Каурисмяки, в 2017-м прощавшийся с кино «По ту стороны надежды», вернулся — причем аккурат с того самого света. Веселого в классическом смысле здесь, конечно, мало: Ансу и Холаппу сопровождают увольнения, сплин, травмы, безденежье — и регулярные радиосводки из Мариуполя, Кременчуга, Чаплино, которые то ли напоминают героям, что есть те, кому сейчас значительно хуже, то ли о масштабах несправедливости, чьи молекулы наполняет день (Альму увольняют из-за бдительности охранника в исполнении Микко Микканена — владельца первой частной винокурни в Хельсинки за последнее столетие). В «Девушке со спичечной фабрики» (1990), предыдущем фильме «пролетарского цикла», еще с Кати Оутинен, по телевизору сообщали о подавлении студенческих акций на площади Тяньаньмэнь в Пекине.

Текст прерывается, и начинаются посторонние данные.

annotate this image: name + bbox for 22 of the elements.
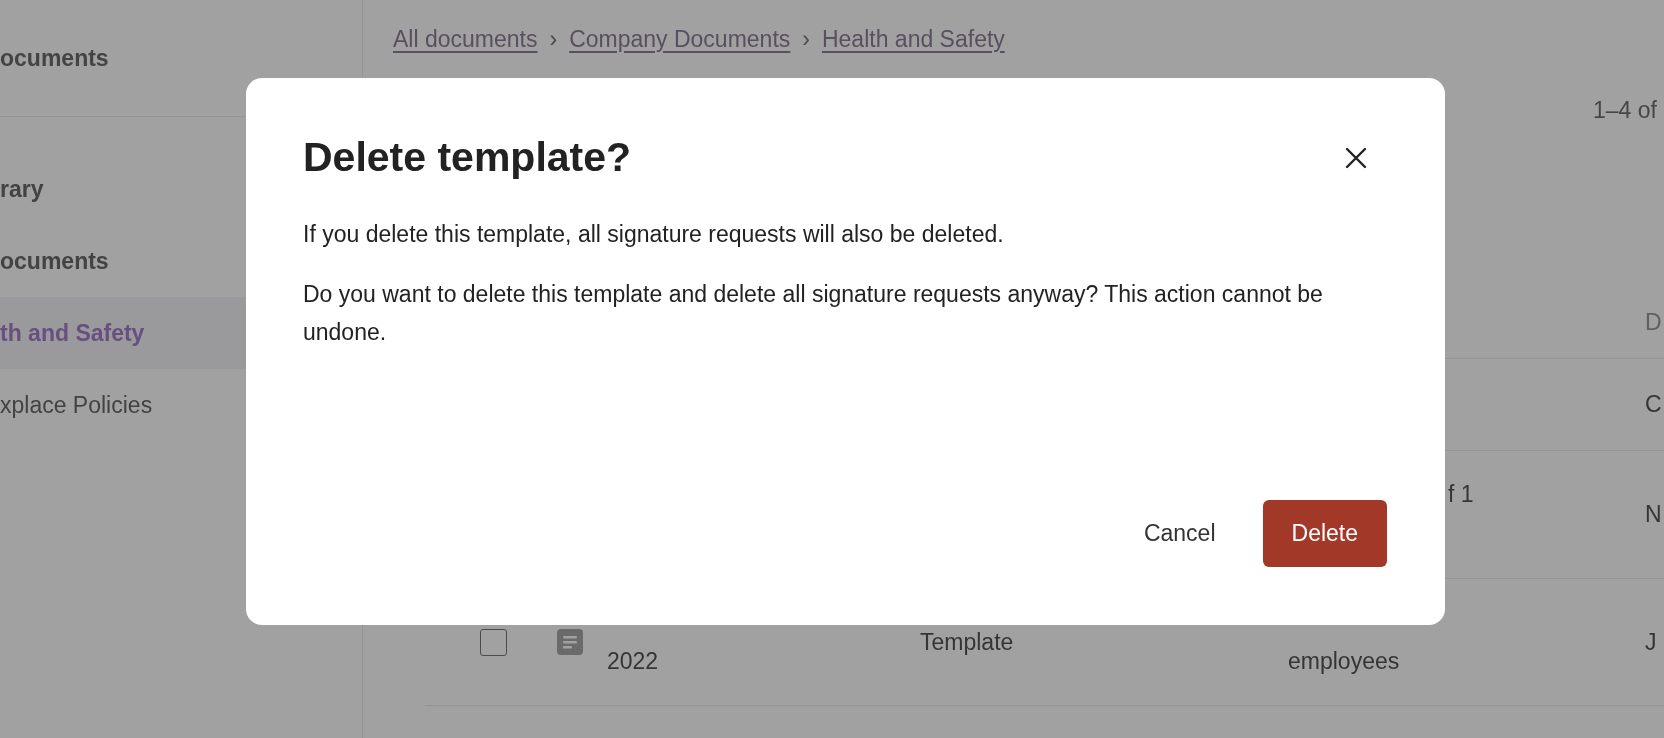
document-icon [557,629,583,655]
date-cell: J [1645,628,1657,655]
breadcrumb-link[interactable]: Company Documents [569,25,791,53]
pagination-count: 1–4 of [1593,96,1657,124]
dialog-title: Delete template? [303,134,632,181]
status-cell: employees [1288,647,1400,674]
sidebar-title: ocuments [0,44,109,72]
breadcrumb-link[interactable]: All documents [393,25,538,53]
close-icon[interactable] [1345,146,1367,169]
row-checkbox[interactable] [480,628,507,656]
date-cell: C [1645,391,1662,417]
date-cell: N [1645,501,1662,527]
document-name: 2022 [607,647,659,674]
type-cell: Template [920,628,1014,655]
column-header[interactable]: D [1645,309,1662,335]
cancel-button[interactable]: Cancel [1114,500,1245,567]
breadcrumb-link[interactable]: Health and Safety [821,25,1005,53]
breadcrumb-separator: › [802,25,810,53]
status-cell: f 1 [1448,481,1474,507]
breadcrumb-separator: › [549,25,558,53]
delete-button[interactable]: Delete [1262,500,1387,567]
dialog-message: If you delete this template, all signature requests will also be deleted. [303,220,1005,249]
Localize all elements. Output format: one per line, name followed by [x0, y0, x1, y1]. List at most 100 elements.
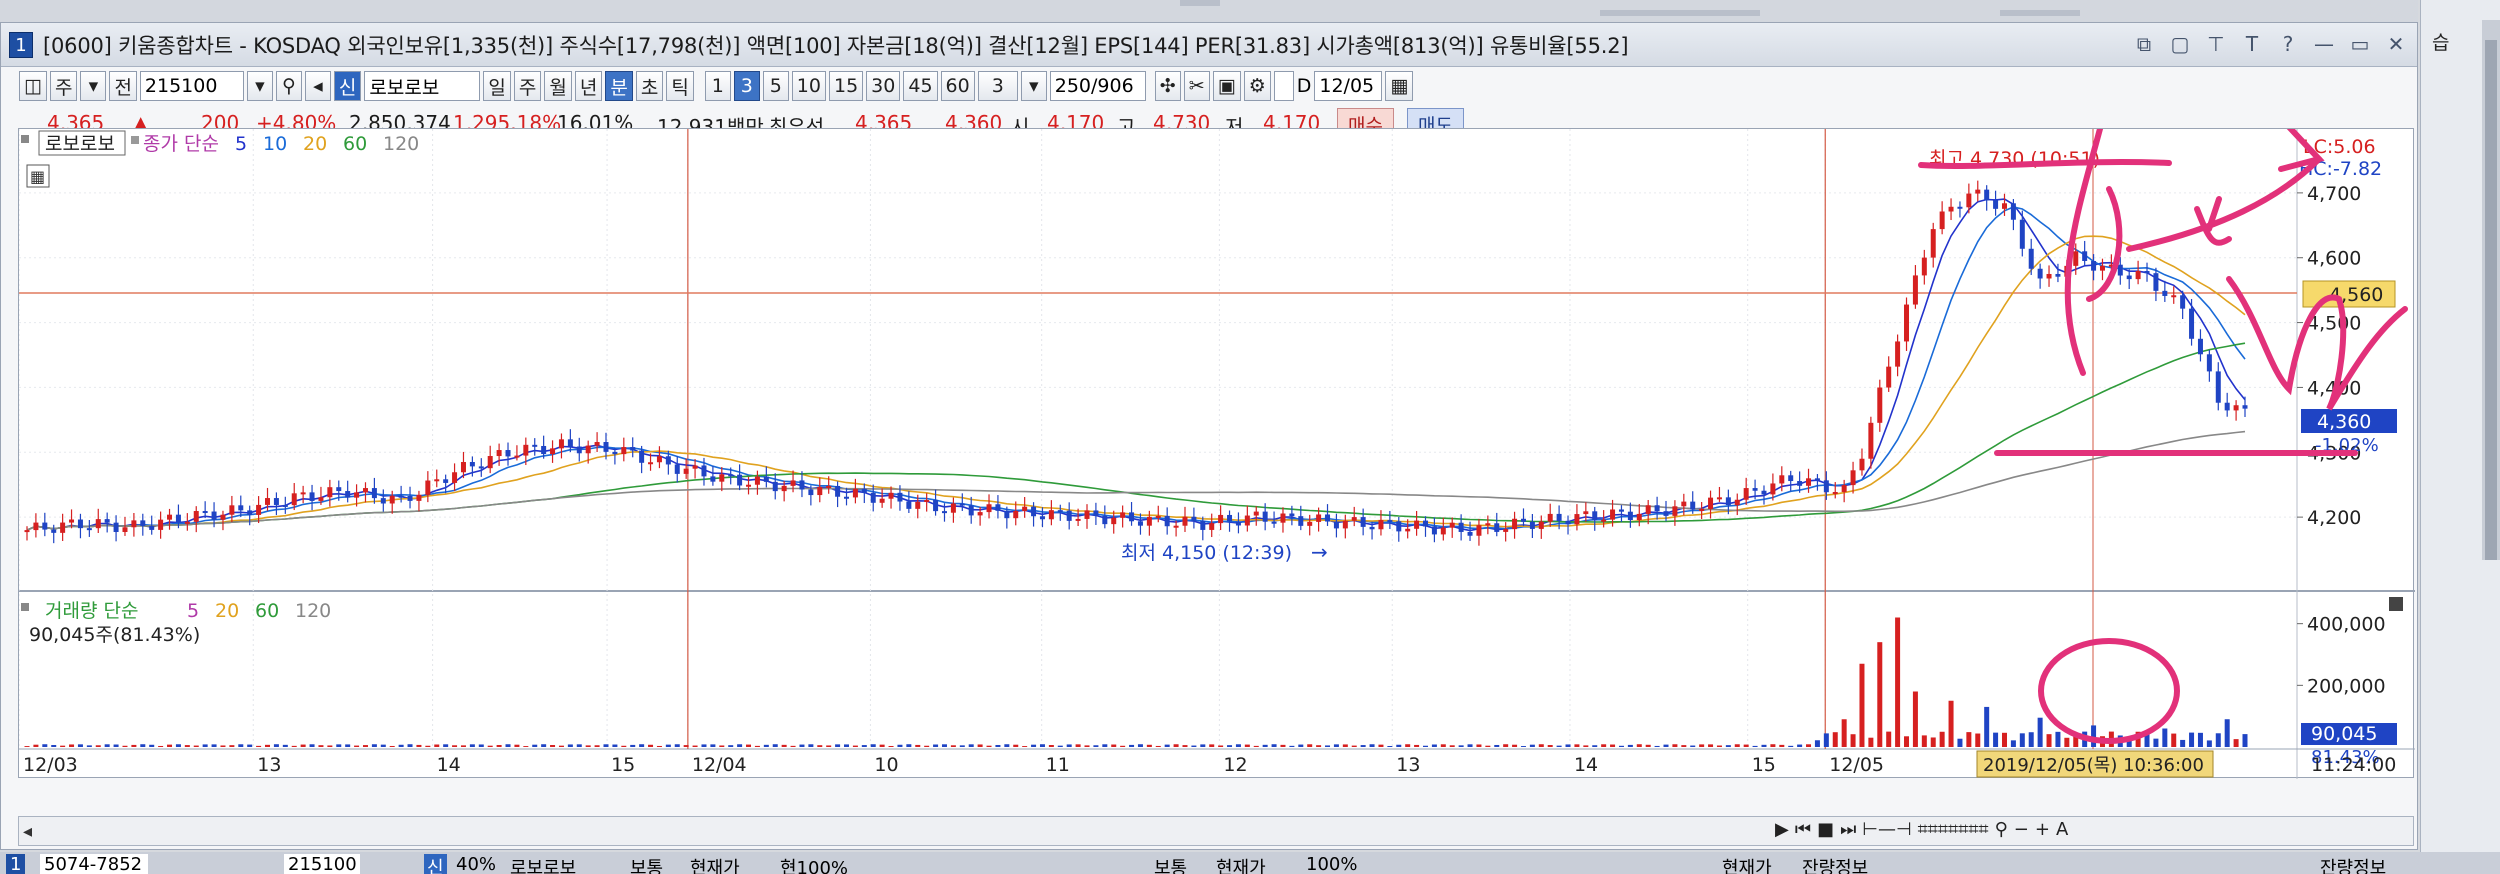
candle-body: [2046, 273, 2052, 279]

Все фильмы Каурисмяки — и новый в особенности — напоминают присказку про полупустой стакан: не стесняясь обшарпанности, неприкаянности и безнадеги, он находит в пессимистичных развалинах реальности поводы для надежды. Снимает — всё более сентиментально, без рокерского задора — напоминание, что «быть человеком» начинается не с большой идеи, а с сущей мелочи: еды нуждающемуся, ласки для бездомной собаки, сочувствия к ближнему. Именно в таком масштабе и дозировке патриотичные фантасмагории финна, живописующего любимый район Каллио, посещают глобальные явления, вроде проблемы беженцев, представленной мальчишкой-африканцем в «Гавре» (2011). Спрос с человека тут не велик, но одновременно — по зубам не каждому.
Трагифарс Каурисмяки подобен кухонному разговору, где причудливо перемешаны фантазии и привычки, новости и убеждения, экономика и лирика, здравые мысли и горькие хохмы. Если реализм кухонной раковины бастовал против социальной планировки Великобритании, то приглушенный романтизм финна наставляет ранимую душу различать то, что ты можешь исправить — и отнюдь. И Альма, не отрывающаяся от приемника, одновременно тоскующая по близости и блюдущая личные границы, прекрасный тому жизнеутверждающий пример. В этом смысле его манера рифмуется с поэтикой оттепельного кино, которое, как и Каурисмяки, вдохновила французская новая волна. Только финские истории рабочей молодежи, когда-то абсурдные и сардонические, прошли евроинтеграцию и взросление режиссера, который не принялся, как советские классики, в новое время снимать монументальные притчи.
Его метод — ироничная мелодрама о тех, кто зажат между неравнодушием к мировым трагедиям и неутешительным жизненным опытом, но не теряет решимости смотреть по сторонам. Бывают, в конце концов, в любом возрасте и разным жизненным багажом маленькие радости, большие поступки и красивые рифмы. Вроде того, что Анса называет подобранную собачку — Чаплин: то ли из потаенной любви к кино, то ли под воздействием новостных сводок. А значит, минимум одна жизнь стала гарантированно лучше.